The proposals, devised by Parliament's finance and expenditure select committee, would:
* Allow workers to contribute 2 per cent of their income instead of the usual 4 per cent until 2010.
* Stop double-dipping by workers who are already in employer-run super schemes.
* Give low income earners a second chance to receive KiwiSaver's first home buyer subsidy.
The proposals are part of the committee's report for amendments to the KiwiSaver Act 2006 through the Taxation (annual rates, business taxation, KiwiSaver and remedial matters) Bill.
The bill had its second reading in Parliament on Thursday and is expected to become law by the end of the year.
The main aim of the amendments is to introduce the compulsory employer contribution to KiwiSaver which was announced in the Budget.
If the changes are passed, from April next year it will be compulsory for employers to contribute at least 1 per cent of their employees' gross salary to their KiwiSaver fund.
The compulsory contribution will be phased in over time, increasing by 1 per cent a year until 2011, when it will be fixed at 4 per cent. Employers will also receive a tax credit of up to $20 a week to help to pay for the compulsory contribution.
Council of Trade Unions economist Peter Conway said it was pleasing that the period for the so-called "two plus two" contribution had been extended to 2010 although the union was still hoping it would become permanent.
"We will be monitoring that 2 per cent and if it becomes popular we will be taking another look at it. We haven't given up on making it permanent yet," he said.
Mr Conway said the extension, which will allow employees to contribute only 2 per cent if they can get their employer to agree to contribute at least 2 per cent, would give the union a chance to review the evidence.
The proposal also puts measures in place to stop employers cutting their employees' income to pay for the compulsory contribution and also rules out double-dipping.
This would mean employers who already contribute to a registered super scheme will be exempt from the compulsory contribution to KiwiSaver if they meet certain conditions.
Engineering, Printing and Manufacturing Union secretary Andrew Little was concerned that it would mean existing super schemes would be closed down. "We don't want them to see that as an excuse to close down their existing schemes in preference for KiwiSaver where their contribution might be significantly less."

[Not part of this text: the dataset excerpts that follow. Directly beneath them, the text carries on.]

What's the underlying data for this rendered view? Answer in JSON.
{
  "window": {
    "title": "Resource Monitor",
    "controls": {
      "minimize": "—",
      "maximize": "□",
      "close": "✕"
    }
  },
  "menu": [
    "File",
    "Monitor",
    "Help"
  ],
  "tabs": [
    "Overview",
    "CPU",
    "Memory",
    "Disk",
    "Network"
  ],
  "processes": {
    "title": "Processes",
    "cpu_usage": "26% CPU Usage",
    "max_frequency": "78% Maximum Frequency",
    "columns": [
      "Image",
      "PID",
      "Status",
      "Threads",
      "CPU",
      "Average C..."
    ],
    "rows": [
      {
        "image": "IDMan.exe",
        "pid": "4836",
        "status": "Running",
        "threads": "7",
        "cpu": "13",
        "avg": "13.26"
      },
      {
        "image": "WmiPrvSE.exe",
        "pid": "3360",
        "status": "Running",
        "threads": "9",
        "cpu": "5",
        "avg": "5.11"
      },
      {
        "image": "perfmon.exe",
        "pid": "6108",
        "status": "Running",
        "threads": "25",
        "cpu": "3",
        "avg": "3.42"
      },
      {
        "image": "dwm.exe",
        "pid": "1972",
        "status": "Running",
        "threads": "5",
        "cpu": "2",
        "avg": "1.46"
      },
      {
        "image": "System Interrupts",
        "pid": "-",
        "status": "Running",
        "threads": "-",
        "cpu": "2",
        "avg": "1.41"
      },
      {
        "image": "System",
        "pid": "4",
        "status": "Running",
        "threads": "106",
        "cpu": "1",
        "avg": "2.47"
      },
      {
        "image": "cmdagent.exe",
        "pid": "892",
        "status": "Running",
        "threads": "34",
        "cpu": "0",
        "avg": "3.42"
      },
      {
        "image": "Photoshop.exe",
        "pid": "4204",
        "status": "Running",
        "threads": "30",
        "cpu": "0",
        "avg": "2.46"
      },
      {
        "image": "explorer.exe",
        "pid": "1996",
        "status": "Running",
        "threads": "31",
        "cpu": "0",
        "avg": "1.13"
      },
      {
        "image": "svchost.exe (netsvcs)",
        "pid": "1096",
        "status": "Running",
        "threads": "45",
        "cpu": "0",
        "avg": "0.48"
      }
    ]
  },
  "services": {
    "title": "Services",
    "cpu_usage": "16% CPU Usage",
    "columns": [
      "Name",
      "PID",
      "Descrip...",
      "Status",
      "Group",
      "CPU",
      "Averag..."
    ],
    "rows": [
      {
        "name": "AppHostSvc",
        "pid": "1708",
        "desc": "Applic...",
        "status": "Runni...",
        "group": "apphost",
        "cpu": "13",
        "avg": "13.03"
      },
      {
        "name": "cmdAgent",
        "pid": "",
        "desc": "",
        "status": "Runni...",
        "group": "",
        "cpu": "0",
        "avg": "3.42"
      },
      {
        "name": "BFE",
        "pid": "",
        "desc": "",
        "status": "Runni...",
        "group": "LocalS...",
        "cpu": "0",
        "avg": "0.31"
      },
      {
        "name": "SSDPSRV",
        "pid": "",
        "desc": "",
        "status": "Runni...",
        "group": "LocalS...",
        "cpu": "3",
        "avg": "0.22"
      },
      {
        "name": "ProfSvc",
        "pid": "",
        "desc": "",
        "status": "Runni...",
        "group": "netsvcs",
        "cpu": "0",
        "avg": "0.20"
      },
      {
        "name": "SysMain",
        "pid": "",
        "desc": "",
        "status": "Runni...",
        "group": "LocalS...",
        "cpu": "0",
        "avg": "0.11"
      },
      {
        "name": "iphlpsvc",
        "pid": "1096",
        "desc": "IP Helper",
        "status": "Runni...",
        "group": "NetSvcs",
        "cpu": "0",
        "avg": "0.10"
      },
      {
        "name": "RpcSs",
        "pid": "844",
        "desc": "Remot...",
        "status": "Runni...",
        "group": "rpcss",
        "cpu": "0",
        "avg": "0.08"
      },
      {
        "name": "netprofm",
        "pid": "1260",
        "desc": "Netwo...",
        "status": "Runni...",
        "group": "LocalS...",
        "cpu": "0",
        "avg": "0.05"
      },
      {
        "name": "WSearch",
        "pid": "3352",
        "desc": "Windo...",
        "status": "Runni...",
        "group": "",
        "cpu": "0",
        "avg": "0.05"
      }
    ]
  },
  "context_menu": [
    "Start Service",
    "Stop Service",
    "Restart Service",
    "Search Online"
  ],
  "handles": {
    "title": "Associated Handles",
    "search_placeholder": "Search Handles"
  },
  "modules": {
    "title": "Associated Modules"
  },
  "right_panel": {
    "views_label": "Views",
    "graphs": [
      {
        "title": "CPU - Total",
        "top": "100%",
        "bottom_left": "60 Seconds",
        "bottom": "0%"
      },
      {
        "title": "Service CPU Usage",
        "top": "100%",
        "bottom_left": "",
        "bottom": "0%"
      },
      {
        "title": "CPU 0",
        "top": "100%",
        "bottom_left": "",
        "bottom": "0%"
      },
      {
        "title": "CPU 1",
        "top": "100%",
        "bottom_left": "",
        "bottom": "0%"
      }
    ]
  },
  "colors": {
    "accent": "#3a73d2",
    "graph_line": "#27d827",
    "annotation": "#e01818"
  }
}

Mr Little said he was in talks with the Government to try to get the changes tweaked to encourage employers to keep their existing schemes open.
The proposals have also suggested that redundancy and expenses payments be exempt from KiwiSaver.
The committee has also proposed that buyers who have a determination from Housing NZ that they are in the same financial position as a first home buyer will also be eligible for the first home ownership withdrawal.
But some suggestions by the unions were turned down. The committee has opposed extending KiwiSaver to the over 65s and making the employer contribution compulsory for under 18s. A salary cap for contributions was also turned down.